Pilot experiences in the UK and Australia - Journey to Computer Assisted Coding and Automation


Cheryl McCullagh a, Sharon Roumanos a

Introduction
Clinical coding and classification processes were established in an era of paper documentation. The way coding processes were built to standardise data collection were necessarily complex to harmonise disparate ways of working. In many countries, Electronic Health Records (EHR) and other electronic systems have created opportunities to innovate clinical coding collections for parts or whole of the health activity and engineer workflows to leverage advancements in electronically collected documentation and aid coders and automation where the sensitivity and confidence is high.

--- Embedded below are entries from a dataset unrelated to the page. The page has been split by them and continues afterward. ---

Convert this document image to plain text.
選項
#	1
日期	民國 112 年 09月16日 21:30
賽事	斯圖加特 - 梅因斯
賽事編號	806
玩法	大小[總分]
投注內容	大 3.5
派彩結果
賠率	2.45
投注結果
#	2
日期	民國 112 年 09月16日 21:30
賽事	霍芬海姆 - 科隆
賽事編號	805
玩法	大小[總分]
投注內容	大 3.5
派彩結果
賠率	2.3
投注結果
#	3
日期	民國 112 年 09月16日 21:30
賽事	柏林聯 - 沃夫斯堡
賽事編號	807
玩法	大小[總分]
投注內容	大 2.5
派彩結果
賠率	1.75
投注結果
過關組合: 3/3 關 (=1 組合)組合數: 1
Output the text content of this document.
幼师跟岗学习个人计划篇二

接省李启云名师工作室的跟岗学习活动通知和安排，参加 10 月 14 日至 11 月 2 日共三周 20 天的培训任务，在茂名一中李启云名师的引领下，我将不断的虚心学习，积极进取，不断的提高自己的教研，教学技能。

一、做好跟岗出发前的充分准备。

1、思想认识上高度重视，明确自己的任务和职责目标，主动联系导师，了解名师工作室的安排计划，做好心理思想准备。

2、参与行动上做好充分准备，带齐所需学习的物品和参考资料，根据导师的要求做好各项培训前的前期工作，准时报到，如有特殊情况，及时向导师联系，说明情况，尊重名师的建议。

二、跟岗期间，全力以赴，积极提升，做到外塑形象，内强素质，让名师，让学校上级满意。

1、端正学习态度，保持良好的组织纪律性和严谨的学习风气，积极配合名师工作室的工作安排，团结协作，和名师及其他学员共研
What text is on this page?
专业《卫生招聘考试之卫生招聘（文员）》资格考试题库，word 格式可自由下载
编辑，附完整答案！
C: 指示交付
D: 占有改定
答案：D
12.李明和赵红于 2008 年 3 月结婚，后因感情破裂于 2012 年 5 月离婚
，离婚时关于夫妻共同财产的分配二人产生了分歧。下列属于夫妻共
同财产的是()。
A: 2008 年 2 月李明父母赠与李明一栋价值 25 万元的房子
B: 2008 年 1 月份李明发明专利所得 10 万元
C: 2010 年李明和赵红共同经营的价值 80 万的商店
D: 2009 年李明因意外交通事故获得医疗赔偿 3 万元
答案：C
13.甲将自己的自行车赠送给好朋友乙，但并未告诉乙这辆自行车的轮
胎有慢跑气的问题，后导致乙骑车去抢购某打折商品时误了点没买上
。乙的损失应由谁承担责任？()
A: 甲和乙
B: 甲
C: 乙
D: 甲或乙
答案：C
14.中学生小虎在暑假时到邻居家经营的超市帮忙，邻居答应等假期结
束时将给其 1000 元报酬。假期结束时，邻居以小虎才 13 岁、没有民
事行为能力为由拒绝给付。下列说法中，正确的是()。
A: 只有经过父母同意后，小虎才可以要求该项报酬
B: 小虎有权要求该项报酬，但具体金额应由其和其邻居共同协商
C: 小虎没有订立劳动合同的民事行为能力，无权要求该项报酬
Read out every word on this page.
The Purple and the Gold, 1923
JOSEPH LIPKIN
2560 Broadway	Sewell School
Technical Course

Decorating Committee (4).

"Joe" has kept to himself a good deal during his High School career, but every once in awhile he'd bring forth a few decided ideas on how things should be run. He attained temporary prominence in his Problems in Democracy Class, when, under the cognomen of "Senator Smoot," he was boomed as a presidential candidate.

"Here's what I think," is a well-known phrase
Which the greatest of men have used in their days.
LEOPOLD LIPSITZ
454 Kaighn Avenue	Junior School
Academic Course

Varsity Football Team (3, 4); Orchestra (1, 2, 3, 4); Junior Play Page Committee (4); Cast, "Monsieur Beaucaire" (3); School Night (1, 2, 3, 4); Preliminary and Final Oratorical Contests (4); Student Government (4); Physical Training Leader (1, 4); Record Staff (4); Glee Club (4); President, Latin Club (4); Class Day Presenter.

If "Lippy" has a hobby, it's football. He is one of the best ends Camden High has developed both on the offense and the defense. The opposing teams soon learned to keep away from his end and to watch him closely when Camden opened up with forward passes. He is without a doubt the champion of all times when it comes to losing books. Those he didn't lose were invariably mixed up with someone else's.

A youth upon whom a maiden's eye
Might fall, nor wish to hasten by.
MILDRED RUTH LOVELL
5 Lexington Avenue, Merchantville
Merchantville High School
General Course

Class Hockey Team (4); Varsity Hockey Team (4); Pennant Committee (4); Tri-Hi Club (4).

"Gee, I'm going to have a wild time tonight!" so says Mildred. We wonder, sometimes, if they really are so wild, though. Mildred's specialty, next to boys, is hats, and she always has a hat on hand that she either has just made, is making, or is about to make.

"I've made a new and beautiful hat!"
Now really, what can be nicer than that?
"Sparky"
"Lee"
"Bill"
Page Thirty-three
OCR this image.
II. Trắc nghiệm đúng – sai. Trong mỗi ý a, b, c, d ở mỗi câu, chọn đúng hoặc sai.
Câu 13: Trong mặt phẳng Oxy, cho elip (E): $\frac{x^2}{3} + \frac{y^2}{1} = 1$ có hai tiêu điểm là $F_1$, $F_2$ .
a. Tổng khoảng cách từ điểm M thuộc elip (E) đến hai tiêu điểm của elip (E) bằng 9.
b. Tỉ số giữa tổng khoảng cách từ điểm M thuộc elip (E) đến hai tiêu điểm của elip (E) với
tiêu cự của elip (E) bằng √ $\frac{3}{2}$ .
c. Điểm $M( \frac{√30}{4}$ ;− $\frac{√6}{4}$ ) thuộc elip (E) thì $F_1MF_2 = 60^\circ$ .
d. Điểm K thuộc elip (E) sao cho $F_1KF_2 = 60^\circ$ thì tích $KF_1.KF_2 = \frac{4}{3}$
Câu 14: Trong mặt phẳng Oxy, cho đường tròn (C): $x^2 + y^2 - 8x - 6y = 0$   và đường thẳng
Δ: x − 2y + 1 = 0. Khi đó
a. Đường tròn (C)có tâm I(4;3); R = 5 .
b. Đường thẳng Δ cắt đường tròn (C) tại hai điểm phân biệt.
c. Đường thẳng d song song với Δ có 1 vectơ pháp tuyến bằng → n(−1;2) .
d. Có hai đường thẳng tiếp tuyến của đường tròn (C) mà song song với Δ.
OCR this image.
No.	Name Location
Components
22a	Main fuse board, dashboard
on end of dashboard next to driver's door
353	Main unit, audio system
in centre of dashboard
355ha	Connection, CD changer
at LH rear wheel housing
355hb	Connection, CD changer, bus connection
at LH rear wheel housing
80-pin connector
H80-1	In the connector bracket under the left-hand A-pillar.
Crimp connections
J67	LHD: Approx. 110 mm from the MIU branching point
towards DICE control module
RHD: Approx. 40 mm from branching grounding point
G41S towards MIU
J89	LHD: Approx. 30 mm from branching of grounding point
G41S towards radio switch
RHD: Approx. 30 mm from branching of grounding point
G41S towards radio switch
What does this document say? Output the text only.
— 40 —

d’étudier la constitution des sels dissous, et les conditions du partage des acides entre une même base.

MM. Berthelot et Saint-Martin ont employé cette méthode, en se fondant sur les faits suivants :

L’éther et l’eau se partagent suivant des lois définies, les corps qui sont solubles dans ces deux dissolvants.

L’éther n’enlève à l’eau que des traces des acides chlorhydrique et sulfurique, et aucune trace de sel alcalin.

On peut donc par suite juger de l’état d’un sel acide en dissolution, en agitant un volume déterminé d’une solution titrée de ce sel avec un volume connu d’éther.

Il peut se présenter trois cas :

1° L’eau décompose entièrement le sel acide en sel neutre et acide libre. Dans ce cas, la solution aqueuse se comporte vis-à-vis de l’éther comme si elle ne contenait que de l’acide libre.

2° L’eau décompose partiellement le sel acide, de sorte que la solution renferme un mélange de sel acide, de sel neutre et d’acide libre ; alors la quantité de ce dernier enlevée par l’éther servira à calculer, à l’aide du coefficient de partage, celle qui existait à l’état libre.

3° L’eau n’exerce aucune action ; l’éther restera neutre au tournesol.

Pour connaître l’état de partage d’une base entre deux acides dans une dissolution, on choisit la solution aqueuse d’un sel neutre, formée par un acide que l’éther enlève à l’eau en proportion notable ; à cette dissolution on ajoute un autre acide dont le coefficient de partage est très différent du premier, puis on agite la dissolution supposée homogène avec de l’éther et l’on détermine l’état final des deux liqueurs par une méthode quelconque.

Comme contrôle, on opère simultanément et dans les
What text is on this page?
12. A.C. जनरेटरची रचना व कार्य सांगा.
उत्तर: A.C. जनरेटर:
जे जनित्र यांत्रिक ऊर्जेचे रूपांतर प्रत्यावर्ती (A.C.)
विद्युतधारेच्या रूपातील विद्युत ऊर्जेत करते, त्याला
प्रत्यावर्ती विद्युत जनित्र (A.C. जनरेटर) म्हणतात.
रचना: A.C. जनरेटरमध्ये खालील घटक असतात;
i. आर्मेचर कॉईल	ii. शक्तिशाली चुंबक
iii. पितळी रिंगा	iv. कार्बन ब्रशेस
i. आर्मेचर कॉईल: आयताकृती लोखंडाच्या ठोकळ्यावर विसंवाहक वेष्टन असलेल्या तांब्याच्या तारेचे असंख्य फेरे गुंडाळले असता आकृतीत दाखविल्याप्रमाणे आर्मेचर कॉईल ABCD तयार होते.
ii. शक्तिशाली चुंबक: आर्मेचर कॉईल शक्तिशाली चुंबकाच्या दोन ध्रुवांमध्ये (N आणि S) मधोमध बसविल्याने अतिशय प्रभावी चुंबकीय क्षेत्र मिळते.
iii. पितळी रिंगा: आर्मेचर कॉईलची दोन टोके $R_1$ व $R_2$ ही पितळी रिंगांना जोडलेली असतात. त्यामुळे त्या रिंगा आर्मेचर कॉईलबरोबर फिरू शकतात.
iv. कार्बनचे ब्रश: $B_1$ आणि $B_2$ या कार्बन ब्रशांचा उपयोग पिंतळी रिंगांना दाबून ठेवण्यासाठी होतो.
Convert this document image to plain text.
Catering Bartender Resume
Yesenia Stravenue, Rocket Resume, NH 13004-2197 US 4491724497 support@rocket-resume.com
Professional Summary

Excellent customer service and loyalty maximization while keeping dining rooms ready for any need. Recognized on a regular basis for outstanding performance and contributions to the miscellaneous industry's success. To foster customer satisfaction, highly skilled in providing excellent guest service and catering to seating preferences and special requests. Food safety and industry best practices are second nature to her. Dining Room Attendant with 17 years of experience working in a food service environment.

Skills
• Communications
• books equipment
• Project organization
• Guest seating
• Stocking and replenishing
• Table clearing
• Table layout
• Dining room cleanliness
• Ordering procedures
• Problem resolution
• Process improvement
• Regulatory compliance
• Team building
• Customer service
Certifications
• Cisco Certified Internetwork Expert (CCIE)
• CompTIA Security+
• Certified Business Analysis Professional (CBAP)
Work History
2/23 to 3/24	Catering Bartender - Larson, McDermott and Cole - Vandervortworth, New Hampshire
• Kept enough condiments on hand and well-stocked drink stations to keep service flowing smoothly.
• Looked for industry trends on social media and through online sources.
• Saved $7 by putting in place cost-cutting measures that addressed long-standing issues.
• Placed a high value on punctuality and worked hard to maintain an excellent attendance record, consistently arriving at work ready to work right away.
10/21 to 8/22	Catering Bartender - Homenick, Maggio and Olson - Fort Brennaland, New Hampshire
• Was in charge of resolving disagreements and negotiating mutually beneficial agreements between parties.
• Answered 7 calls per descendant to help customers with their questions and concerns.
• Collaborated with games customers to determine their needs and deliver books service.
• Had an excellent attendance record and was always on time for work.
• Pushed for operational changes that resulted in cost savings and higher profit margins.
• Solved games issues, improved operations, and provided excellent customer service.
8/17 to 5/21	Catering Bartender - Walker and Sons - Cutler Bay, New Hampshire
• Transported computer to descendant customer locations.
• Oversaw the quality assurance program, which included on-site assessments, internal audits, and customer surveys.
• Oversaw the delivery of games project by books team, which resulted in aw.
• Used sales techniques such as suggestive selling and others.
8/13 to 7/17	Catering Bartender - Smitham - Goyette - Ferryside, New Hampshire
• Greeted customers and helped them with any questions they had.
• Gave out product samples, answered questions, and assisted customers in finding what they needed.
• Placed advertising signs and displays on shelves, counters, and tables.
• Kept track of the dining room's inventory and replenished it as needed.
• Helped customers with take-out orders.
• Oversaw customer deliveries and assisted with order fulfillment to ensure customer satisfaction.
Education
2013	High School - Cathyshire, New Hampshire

There is a shared vision between healthcare providers and technology companies to expand use of computer-assisted automation to ease the burden of clinical and administrative tasks and improve documentation and collection standardisation. This paper represents a cooperative industry, health service and academic collaboration to validate progress.

Methods
Beamtree has partnered with one Australian and two UK health services to pilot integration of historical and real-time structured (discreet value) and unstructured clinical/EHR data (clinical notes, pathology, radiology, medications) and apply rules written by expert clinicians and coders to link data sources to produce a coded summary. The results can be validated or automated by the human coder, creating standardisation and efficiency opportunities.

Results
In one UK hospital Beamtree has extracted and decrypted the full EHR, so it can be processed for assisted coding. We believe this is the first example globally. Machine leaning will be used to code four specialities which represent up to 28% of inpatient activity across maternity, newborn babies, paediatrics and simple elective surgery. Outpatient activity will be addressed in phase two. At another hospital Beamtree is addressing alternate case specialties.

Early results are showing up to 40% of selected groups could be automated (with 100% direct match of what a human coder would produce) and in adtion 30% more could be assisted (information available presented to the coder in the coding workflow with some input or review required) with minimal coder review to improve productivity and accuracy.

The presentation will include values that can be used for assisted coding, level of confidence in the output compared to human coding, assessment of gains/losses in efficiency/cost, and what is possible with further work.

Conclusion
Technology-assisted coding in all its forms will create collectively more standardised datasets, relieving the unnecessary burden of simple pattern recognition and freeing coders to work on complex clinical documentation, audit and discussion in the clinical setting. To move to automation, we may need to look differently at traditional models and standards of coding, and challenge historical standards to use more discreet value data. The way in which traditional coding standards are applied may constrain automation opportunities. We need to be able to drive prototypes that might meet standards in a new way for a more reliable future. A more accurate and comparable coded output will improve the reliability of benchmarking and costing processes and ensuring equitable revenue distribution in health and the monitoring of safe health care.